Busier port unloads its widest ship
The widest vessel ever worked at PortMiami floated through its deepened channel last week. Carrying 9,400 containers, Panama-registered MSC Giselle sailed through the 50- to 52-foot channel, which now can welcome 14,000-container ships, far above the 5,700 limit before.
“It’s a sign of the future,” said Port Director Juan Kuryla, alluding to a recently completed $220 million dredging project.
The port is now post-Panama Canal expansion ready.
Mr. Kuryla said three of the world’s four major shipping alliances – 2M, Ocean 3 and G6 – are already here. The fourth is CKYHE (Cosco, K Line, Yang Ming, Hanjin Shipping and Evergreen Line). The port is “working very diligently to bring some of those services to Miami,” Mr. Kuryla said. Members of that alliance have already inquired about PortMiami’s draft and crane capabilities, he said.
The port’s container traffic grew 14% to 15% in the year ended Sept. 30. China holds steady as the port’s No. 1 trading partner, while Guatemala, Honduras, Colombia and Peru were close behind.
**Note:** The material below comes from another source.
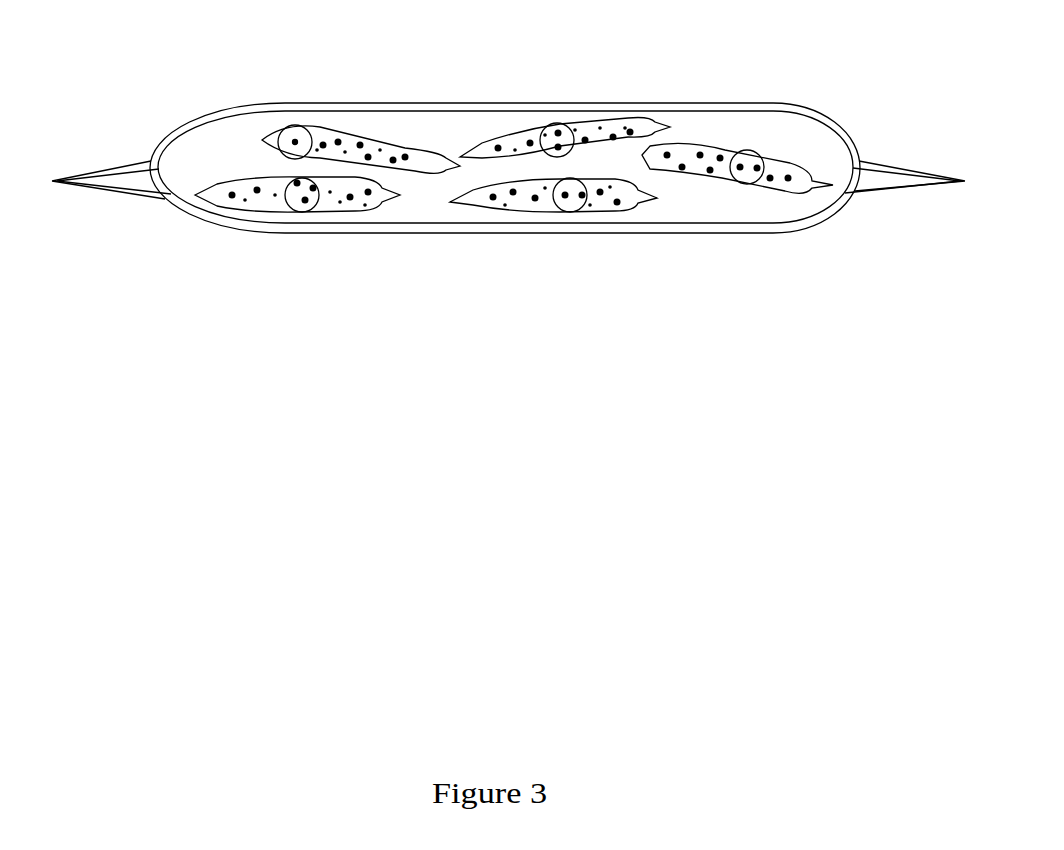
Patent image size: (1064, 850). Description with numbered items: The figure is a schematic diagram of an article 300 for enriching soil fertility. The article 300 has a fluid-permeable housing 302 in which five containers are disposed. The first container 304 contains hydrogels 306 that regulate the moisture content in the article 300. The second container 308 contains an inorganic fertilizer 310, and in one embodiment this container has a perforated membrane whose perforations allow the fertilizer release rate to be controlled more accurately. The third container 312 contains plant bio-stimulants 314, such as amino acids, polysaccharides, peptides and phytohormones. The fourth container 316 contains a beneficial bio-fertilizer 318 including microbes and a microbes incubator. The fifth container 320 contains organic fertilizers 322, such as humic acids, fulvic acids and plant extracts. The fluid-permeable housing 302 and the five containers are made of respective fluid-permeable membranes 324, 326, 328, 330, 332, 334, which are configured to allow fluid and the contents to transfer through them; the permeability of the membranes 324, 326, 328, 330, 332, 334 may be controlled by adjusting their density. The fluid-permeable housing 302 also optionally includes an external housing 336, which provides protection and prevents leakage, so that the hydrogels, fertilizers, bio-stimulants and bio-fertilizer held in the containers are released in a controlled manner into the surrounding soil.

Another 15% to 16% of trade is with Northern Europe.
The port has its eyes set on Mexico and Africa as future partners, Mr., Kuryla said.
“We feel that Mexico will become an important trading partner in the maritime sense,” he said. “[Africa is] a huge emerging market that we are going to look at tapping into.”
A few port officials are traveling to China next week with the Florida East Coast Railway to promote the port and its on-dock rail facility at the TransPacific Maritime Asia Conference.
The port has invested more than $1 billion in infrastructure to accommodate the industry’s largest vessels, which will be turning their bows toward the Panama Canal once expansion ends next April.